Allons Becker Bürschen !
Rendez-vous !
Depuis la mi-juin, le front
allemand du 2e corps de La Meauffe, à Caumont, était appelé "
le front tranquille ". Les trois quarts de ce front étaient tenus par la
31e division parachutiste. À l'aile gauche, le 96e régiment
du major Stephani prenait appui sur la 352e D.I., à l'aile droite,
le 8e régiment de Liesbach s'ancrait sur les positions du groupe
blindé Ouest. Au centre, le 50e régiment du major Becker veillait
sur le secteur de Bérigny.
Or, quelques jours avant la
grande attaque, les Américains lancèrent contre les parachutistes une
offensive psychologique pour les inciter à la désertion. Sitôt la nuit
venue, des émissions spéciales étaient diffusées en allemand. De puissants
haut-parleurs installés dans les premières lignes U.S. remplissaient la vallée
de railleries amères et d'appels insidieux à l'adresse des " damned
paratroopers ! "
- Nous étions tous tapis
dans les haies, accoudés aux banquettes de tir ou terrés dans les abris des
avant-postes pour écouter ces voix étranges de la nuit, rapporte Walter
Stegman.
On nous parlait de tout. Du
courrier, des raids aériens, des mouvements de troupes, de l'arrivée prochaine
de la Panzer Lehr et même du menu de notre repas de la veille.
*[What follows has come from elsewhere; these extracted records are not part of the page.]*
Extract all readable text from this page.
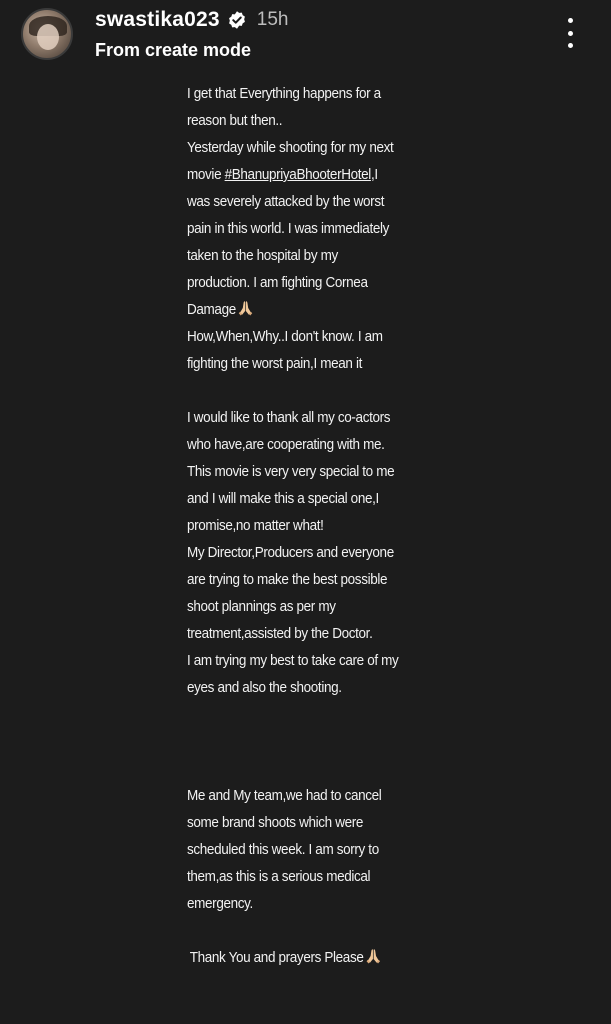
swastika023 15h
From create mode
I get that Everything happens for a
reason but then..
Yesterday while shooting for my next
movie #BhanupriyaBhooterHotel,I
was severely attacked by the worst
pain in this world. I was immediately
taken to the hospital by my
production. I am fighting Cornea
Damage
How,When,Why..I don't know. I am
fighting the worst pain,I mean it
I would like to thank all my co-actors
who have,are cooperating with me.
This movie is very very special to me
and I will make this a special one,I
promise,no matter what!
My Director,Producers and everyone
are trying to make the best possible
shoot plannings as per my
treatment,assisted by the Doctor.
I am trying my best to take care of my
eyes and also the shooting.
Me and My team,we had to cancel
some brand shoots which were
scheduled this week. I am sorry to
them,as this is a serious medical
emergency.
Thank You and prayers Please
Tout était
connu, même le nom des officiers. Tant de précisions données par l'ennemi sur
nos propres forces ne faisaient qu'augmenter notre rage. Puis, pour clore son émission,
le speaker nous lançait un dernier appel:
" Also Becker Bürschen
! clamaient les haut-parleurs, allons les gars de Becker, qu'est-ce que vous
f... ici ? Dites voir un peu ? Que vous a rapporté votre contre-attaque
d'aujourd'hui ? Rien ! Eh bien, alors pourquoi vous battez-vous ? Qu'avez-vous
donc gagné depuis un mois ? Rien, bien au contraire. Vous avez tout perdu et
cela continuera ici et sur tous les fronts.
En outre, nous savons que
vous êtes mal nourris, mal vêtus, mal armés et que les munitions vous font défaut.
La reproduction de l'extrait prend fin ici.